Helping platform leaders, architects, engineers, and operators build scalable real time data platforms.

Cassandra 3.11.19 to 4.x upgrade: node failure during rolling upgrade and replace_address causing streaming failures

I am testing a rolling upgrade from Cassandra 3.11.19 to 4.x on a 6-node cluster.

  • Total nodes: 6

  • Seed nodes: node 1 and node 3

  • Replication is active and data is continuously being written (real-time workload)

Scenario

During the upgrade process, if a node goes down unexpectedly (e.g., due to an AWS issue), I am trying to recover it using replace_address.

However, when I attempt to use replace_address, I encounter streaming failures, and I am unsure how to proceed.

Questions / Concerns

  1. Is replace_address the correct approach in this situation during a rolling upgrade?

  2. What is the recommended recovery strategy if a node fails mid-upgrade (especially when mixing 3.11 and 4.x nodes)?
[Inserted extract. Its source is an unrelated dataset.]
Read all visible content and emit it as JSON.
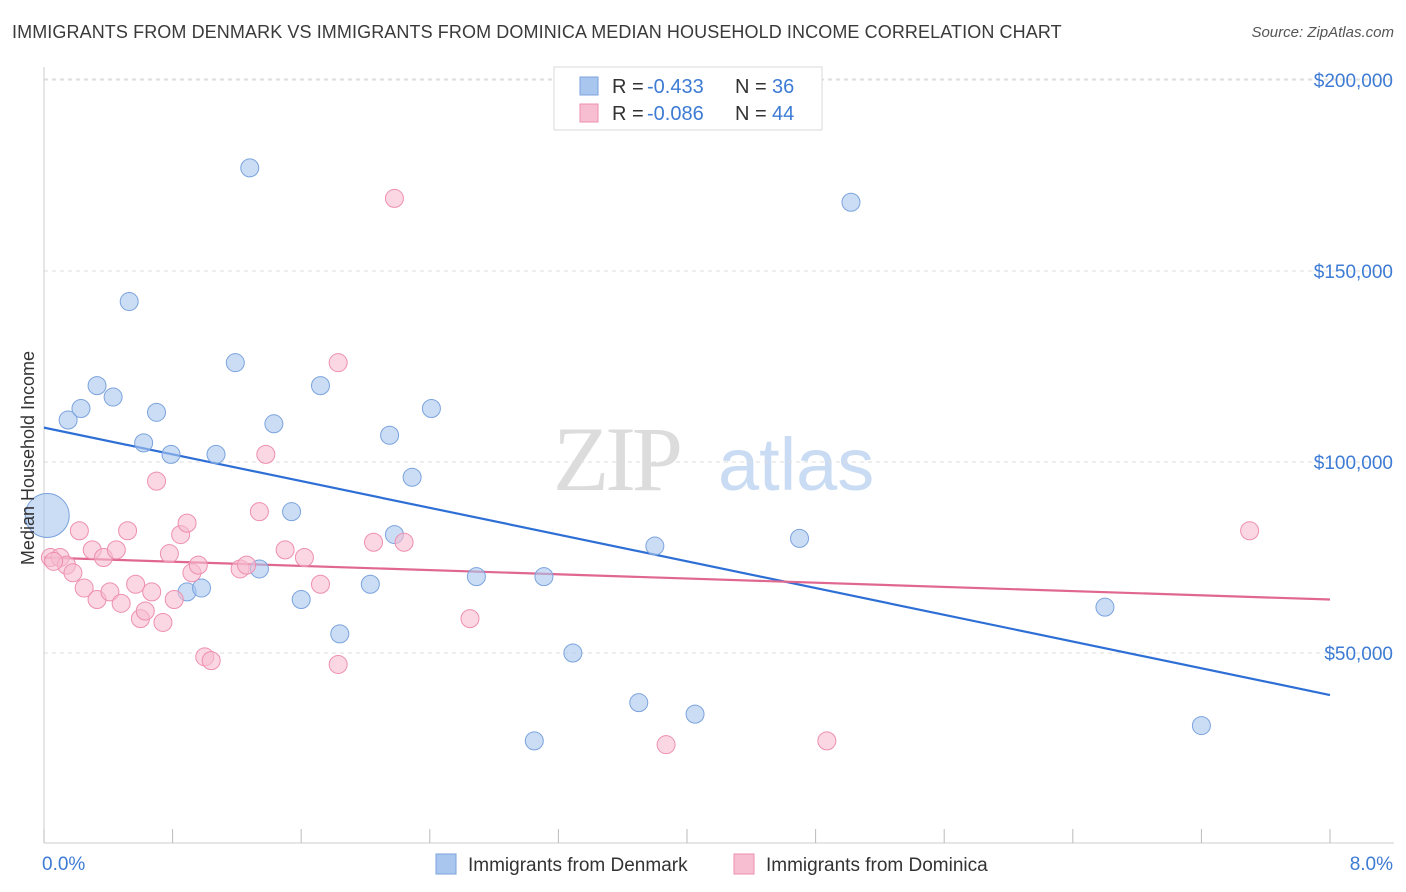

  3. Are there known issues or limitations with streaming between 3.11 and 4.x when using replace_address?

  4. Would it be safer to:

    • remove the failed node and bootstrap a new one, or

    • restore from backup (e.g., Medusa) and rejoin the cluster?

  • This is just a test cluster (6 nodes), but in production I need to upgrade around 300 nodes.

  • The system is under continuous write load, so downtime or data inconsistency is a major concern.

  • Even in this small test setup, I am struggling to define a reliable recovery strategy.

I would appreciate guidance on best practices or recommended approaches for handling node failures during a rolling upgrade in Cassandra.